In 1985, when I was a sophomore in college, I received as a holiday gift the original London cast recording of Les Misérables. This album came to the States long before the show ever did, and I became instantly obsessed with it. I was a serious acting student in a theatre program and to me this show represented a bridge between my two favorite theatre genres, classical theatre and musical theatre. Imagine-- an epic pop opera based on great literature produced by the Royal Shakespeare Company! I was in heaven.

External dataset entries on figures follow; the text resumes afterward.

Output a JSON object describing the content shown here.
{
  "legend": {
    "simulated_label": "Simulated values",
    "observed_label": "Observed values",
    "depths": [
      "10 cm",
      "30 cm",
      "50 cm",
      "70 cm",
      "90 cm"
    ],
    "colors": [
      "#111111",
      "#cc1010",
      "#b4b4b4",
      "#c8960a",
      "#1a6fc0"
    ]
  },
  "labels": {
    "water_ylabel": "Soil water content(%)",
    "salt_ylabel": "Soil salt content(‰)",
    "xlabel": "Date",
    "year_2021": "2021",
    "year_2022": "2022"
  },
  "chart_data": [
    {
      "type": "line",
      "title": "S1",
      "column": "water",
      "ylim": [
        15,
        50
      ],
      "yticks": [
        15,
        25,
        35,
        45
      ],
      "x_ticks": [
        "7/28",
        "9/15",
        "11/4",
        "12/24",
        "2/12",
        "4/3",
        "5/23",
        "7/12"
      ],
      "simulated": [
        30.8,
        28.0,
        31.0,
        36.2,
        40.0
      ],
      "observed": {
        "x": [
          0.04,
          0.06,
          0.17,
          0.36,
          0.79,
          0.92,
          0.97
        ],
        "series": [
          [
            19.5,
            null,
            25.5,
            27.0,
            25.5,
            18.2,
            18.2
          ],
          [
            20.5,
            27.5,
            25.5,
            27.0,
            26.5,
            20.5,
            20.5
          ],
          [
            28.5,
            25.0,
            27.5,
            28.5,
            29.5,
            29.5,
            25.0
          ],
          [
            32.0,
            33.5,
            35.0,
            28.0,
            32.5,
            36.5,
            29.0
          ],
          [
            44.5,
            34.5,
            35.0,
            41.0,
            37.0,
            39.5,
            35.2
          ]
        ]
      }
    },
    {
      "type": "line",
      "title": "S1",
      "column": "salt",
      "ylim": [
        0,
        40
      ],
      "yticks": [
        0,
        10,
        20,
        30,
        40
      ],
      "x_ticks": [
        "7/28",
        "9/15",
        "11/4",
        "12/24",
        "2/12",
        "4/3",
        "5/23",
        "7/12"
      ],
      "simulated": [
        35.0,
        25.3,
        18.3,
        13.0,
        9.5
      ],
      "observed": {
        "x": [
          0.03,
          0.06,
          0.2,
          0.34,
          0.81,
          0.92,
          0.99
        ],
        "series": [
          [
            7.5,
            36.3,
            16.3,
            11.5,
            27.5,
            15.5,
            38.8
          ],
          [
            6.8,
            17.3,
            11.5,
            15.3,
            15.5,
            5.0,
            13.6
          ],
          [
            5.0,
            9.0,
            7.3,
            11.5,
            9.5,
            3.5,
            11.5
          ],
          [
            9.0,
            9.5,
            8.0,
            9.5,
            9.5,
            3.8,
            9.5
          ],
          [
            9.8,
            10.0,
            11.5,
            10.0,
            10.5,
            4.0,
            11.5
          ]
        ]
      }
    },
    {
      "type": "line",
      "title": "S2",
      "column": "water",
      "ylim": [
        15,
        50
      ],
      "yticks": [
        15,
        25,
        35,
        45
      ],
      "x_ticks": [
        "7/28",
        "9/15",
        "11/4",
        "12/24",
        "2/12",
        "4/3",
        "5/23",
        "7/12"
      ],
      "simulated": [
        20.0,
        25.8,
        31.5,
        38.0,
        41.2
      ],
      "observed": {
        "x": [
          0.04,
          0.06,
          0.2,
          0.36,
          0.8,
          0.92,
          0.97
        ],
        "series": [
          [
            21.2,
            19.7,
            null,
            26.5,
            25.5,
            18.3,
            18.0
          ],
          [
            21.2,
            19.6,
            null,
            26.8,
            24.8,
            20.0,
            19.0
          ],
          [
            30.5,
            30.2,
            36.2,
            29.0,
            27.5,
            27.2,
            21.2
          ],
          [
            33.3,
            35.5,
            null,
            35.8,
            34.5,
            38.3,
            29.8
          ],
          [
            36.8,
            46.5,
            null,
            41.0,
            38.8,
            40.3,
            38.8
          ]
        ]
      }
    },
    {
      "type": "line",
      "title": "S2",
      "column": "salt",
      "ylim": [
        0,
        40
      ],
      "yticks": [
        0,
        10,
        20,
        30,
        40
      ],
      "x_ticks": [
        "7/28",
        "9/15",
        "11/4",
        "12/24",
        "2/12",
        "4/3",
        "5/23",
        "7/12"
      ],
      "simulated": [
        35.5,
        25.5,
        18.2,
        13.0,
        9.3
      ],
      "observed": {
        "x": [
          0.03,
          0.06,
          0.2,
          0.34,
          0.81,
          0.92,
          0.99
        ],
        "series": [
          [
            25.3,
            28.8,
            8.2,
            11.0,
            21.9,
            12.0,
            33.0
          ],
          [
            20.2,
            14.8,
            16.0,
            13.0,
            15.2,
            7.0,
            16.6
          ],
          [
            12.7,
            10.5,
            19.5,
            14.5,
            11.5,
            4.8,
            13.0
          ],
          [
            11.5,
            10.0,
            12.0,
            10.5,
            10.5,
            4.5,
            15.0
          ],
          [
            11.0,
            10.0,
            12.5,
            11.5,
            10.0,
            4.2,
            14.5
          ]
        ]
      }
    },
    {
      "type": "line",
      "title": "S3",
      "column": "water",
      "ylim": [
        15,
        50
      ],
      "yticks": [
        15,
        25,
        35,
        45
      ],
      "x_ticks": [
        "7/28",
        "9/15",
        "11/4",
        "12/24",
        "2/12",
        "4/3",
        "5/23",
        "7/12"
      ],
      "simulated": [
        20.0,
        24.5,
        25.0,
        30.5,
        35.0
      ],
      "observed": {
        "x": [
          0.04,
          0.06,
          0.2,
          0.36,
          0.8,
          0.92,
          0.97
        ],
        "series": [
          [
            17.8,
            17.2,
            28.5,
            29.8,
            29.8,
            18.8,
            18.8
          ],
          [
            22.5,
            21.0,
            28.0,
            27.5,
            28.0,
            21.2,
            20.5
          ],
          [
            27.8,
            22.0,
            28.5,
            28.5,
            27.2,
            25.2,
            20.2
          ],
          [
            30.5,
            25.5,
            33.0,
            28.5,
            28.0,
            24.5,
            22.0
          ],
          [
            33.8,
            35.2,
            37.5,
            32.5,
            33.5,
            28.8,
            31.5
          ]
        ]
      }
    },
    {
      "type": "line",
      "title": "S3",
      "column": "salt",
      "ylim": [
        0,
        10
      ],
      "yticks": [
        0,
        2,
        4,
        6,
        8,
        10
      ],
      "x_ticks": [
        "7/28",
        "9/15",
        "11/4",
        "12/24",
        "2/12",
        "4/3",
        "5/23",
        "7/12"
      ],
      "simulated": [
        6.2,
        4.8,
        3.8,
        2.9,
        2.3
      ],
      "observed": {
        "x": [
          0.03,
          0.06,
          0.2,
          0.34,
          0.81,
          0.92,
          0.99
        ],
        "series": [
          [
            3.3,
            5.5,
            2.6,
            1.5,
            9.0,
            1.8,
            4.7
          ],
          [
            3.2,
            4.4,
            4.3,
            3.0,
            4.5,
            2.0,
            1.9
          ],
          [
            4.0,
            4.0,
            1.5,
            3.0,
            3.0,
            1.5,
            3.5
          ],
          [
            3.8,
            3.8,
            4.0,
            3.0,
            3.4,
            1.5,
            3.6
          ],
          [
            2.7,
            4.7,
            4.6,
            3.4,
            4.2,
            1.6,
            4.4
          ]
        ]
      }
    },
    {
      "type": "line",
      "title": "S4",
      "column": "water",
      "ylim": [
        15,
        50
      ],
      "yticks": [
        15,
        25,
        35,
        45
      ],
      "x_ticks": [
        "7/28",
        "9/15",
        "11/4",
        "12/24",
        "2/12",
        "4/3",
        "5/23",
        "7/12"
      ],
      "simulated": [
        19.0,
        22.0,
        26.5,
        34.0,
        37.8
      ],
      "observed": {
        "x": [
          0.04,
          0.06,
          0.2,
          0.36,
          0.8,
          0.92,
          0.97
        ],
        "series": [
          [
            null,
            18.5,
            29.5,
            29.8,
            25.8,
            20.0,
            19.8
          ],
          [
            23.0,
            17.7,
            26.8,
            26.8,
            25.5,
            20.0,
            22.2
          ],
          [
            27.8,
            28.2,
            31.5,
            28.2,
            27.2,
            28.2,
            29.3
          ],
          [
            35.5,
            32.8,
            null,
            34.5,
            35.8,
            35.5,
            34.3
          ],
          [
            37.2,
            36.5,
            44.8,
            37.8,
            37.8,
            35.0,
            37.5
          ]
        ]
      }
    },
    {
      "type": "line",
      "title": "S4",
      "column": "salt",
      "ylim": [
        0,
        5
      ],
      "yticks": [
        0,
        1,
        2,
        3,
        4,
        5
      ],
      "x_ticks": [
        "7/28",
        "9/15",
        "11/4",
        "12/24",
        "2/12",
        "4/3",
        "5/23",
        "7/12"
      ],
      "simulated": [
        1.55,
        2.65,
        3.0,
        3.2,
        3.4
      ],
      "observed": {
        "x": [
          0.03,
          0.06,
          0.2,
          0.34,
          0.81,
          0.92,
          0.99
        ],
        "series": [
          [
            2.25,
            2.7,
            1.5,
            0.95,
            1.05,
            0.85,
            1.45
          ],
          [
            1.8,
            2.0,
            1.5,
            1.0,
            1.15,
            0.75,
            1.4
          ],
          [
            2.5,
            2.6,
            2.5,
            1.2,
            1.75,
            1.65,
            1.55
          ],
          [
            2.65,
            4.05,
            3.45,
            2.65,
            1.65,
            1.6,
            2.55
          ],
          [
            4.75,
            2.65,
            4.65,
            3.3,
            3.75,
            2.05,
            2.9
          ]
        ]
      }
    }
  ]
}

Sometime over the next year or so, the tour of the show came through Boston and I went. I can still remember the impact the original production had on me... it was so sweeping, so impassioned, with such spectacular stagecraft. The finale literally lifted me out of my seat. So great was my appreciation of the show, I did the Marius/Eponine duet, "A Little Fall of Rain" for my senior showcase presentation.
I moved to New York right after graduating college, and was here less than a year before I returned to Boston to get more experience and be better prepared for the demands of life in NYC. But during that brief time I was here, I went to every single audition for the Broadway production of Les Misérables I could get into. I was 22 years old, ambitious and in love with the idea of being one of those guys on the barricade. After several calls where I got 'typed out' each time, the casting director, Vinnie Liff, took me aside, put his arm around me and, after praising my singing and my audition, told me I was simply too short for the show. I was disappointed but am to this day grateful to Mr. Liff (may he rest in peace) for being so generous to tell me why this coveted show was out of my reach.
Well, fast forward over 25 years and I am now a character actor, with a new goal: to play the show-stealing, shameless, hilarious and villainous Thénardier. Over the past few years I have done numerous auditions for the role for regional theatre productions and for the recent 25th anniversary tour... chasing the part with the same determination with which I chased John Adams in 1776. It always seemed I was losing the role to an actor who, without the aid of makeup or costume, looked more 'charactery.' But I knew that I had the stuff to bring both the comedy and the chilling evil of the character and the transformative ability to look the part as well.
Fortunately, director DJ Salisbury and Orlando Shakespeare Theater Artistic Director Jim Helsinger 'got it' this season, and have cast me in what will be the most ambitious production in the theatre's history, amidst a company that includes Broadway greats like Davis Gaines, and dear friends like the sublime Lianne Marie Dobbs, whose successful debut cabaret act I directed here in New York. In just a couple weeks I will become the 'master of the house' and finally get to be a part of this fabulous piece of musical theatre, fulfilling an ambition I've cherished for nearly 30 years!